Aujourd’hui, où en sommes-nous?

Aucune réunion n’est prévue dans l’immédiat. On peut dire que le processus est à moitié gelé. 

Mais même si l’on ne parvient pas, pour l’instant, à avancer sur les questions institutionnelles, il nous reste les projets. Des experts et des diplomates continuent à y travailler sans avoir l’aval officiel des institutions. 

Par ailleurs, la Ligue arabe a obtenu un statut d’observateur pour assister à toutes les réunions. Deuxièmement, le siège est à Barcelone, et il y aura un représentant du sud à Barcelone. Des secrétaires généraux adjoints ont été mis en place. Il faut en créer un de plus pour la Turquie.

L’objectif de l’UPM d’arriver à la paix par des projets concrets est-il, selon vous, réaliste?

Avec Barcelone, on a fait le pari inverse, et cela n’a pas fonctionné. Et pourtant, il y avait de l’argent sur la table. Les projets ne pouvaient pas être réalisés parce qu’il n’y avait pas d’accord politique. Or, l’objectif de l’UPM, c’est de dire que si l’on n’arrive pas à se mettre d’accord politiquement, il faut au moins essayer de réaliser les projets. 

On peut, par exemple, avoir des coopérations renforcées. Un ou deux pays du nord peuvent se mettre d’accord avec quelques pays du sud pour réaliser des projets. Si ceux-ci avancent et fonctionnent, d’autres pays pourront venir s’agréger à ces idées. Deux ou trois projets réussis peuvent faire boule de neige.

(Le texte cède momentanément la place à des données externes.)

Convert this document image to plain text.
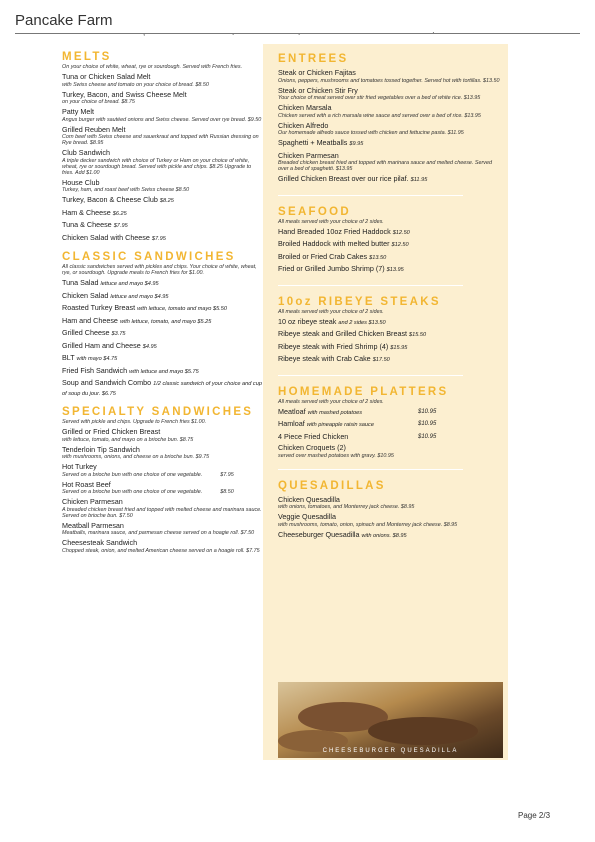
Pancake Farm
MELTS
On your choice of white, wheat, rye or sourdough. Served with French fries.
Tuna or Chicken Salad Melt
with Swiss cheese and tomato on your choice of bread. $8.50
Turkey, Bacon, and Swiss Cheese Melt
on your choice of bread. $8.75
Patty Melt
Angus burger with sautéed onions and Swiss cheese. Served over rye bread. $9.50
Grilled Reuben Melt
Corn beef with Swiss cheese and sauerkraut and topped with Russian dressing on Rye bread. $8.95
Club Sandwich
A triple decker sandwich with choice of Turkey or Ham on your choice of white, wheat, rye or sourdough bread. Served with pickle and chips. $8.25 Upgrade to fries. Add $1.00
House Club
Turkey, ham, and roast beef with Swiss cheese $8.50
Turkey, Bacon & Cheese Club $8.25
Ham & Cheese $6.25
Tuna & Cheese $7.95
Chicken Salad with Cheese $7.95
CLASSIC SANDWICHES
All classic sandwiches served with pickles and chips. Your choice of white, wheat, rye, or sourdough. Upgrade meals to French fries for $1.00.
Tuna Salad lettuce and mayo $4.95
Chicken Salad lettuce and mayo $4.95
Roasted Turkey Breast with lettuce, tomato and mayo $5.50
Ham and Cheese with lettuce, tomato, and mayo $5.25
Grilled Cheese $3.75
Grilled Ham and Cheese $4.95
BLT with mayo $4.75
Fried Fish Sandwich with lettuce and mayo $5.75
Soup and Sandwich Combo 1/2 classic sandwich of your choice and cup of soup du jour. $6.75
SPECIALTY SANDWICHES
Served with pickle and chips. Upgrade to French fries $1.00.
Grilled or Fried Chicken Breast
with lettuce, tomato, and mayo on a brioche bun. $8.75
Tenderloin Tip Sandwich
with mushrooms, onions, and cheese on a brioche bun. $9.75
Hot Turkey
Served on a brioche bun with one choice of one vegetable.	$7.95
Hot Roast Beef
Served on a brioche bun with one choice of one vegetable.	$8.50
Chicken Parmesan
A breaded chicken breast fried and topped with melted cheese and marinara sauce. Served on brioche bun. $7.50
Meatball Parmesan
Meatballs, marinara sauce, and parmesan cheese served on a hoagie roll. $7.50
Cheesesteak Sandwich
Chopped steak, onion, and melted American cheese served on a hoagie roll. $7.75
ENTREES
Steak or Chicken Fajitas
Onions, peppers, mushrooms and tomatoes tossed together. Served hot with tortillas. $13.50
Steak or Chicken Stir Fry
Your choice of meat served over stir fried vegetables over a bed of white rice. $13.95
Chicken Marsala
Chicken served with a rich marsala wine sauce and served over a bed of rice. $13.95
Chicken Alfredo
Our homemade alfredo sauce tossed with chicken and fettucine pasta. $11.95
Spaghetti + Meatballs $9.95
Chicken Parmesan
Breaded chicken breast fried and topped with marinara sauce and melted cheese. Served over a bed of spaghetti. $13.95
Grilled Chicken Breast over our rice pilaf. $11.95
SEAFOOD
All meals served with your choice of 2 sides.
Hand Breaded 10oz Fried Haddock $12.50
Broiled Haddock with melted butter $12.50
Broiled or Fried Crab Cakes $13.50
Fried or Grilled Jumbo Shrimp (7) $13.95
10oz RIBEYE STEAKS
All meals served with your choice of 2 sides.
10 oz ribeye steak and 2 sides $13.50
Ribeye steak and Grilled Chicken Breast $15.50
Ribeye steak with Fried Shrimp (4) $15.95
Ribeye steak with Crab Cake $17.50
HOMEMADE PLATTERS
All meals served with your choice of 2 sides.
Meatloaf with mashed potatoes	$10.95
Hamloaf with pineapple raisin sauce	$10.95
4 Piece Fried Chicken	$10.95
Chicken Croquets (2)
served over mashed potatoes with gravy. $10.95
QUESADILLAS
Chicken Quesadilla
with onions, tomatoes, and Monterrey jack cheese. $8.95
Veggie Quesadilla
with mushrooms, tomato, onion, spinach and Monterrey jack cheese. $8.95
Cheeseburger Quesadilla with onions. $8.95
CHEESEBURGER QUESADILLA
Page 2/3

Si le Nord et le Sud arrivent à faire des choses concrètes, nous pourrons alors réféléchir à la solution politique. Celle-ci devrait venir d’elle-même le jour où tout marchera bien autour de la Méditerranée.

La crise financière peut-elle avoir un impact sur le financement de ces projets?

Elle peut être aussi bien négative que positive. Des pays qui ont moins d’argent peuvent, certes, dire qu’ils ne peuvent pas financer tel ou tel projet. Mais d’un autre côté, certains pays peuvent choisir de financer des projets créateurs d’emplois. 

Par ailleurs, au sud de la Méditerranée, certains marchés peuvent connaître un fort développement, et aider les pays du Nord qui ont aujourd’hui des problèmes financiers ou industriels. La crise peut avoir des bons côtés.

Y a-t-il encore des points communs entre processus de Barcelone et Union pour la Méditerranée?

L’UPM et le processus de Barcelone ne forment plus qu’un seul et même processus. Quelques pays du Sud qui s’y sont ajoutés : nous leur disons «bienvenus à bord», et nous allons tous dans la même direction.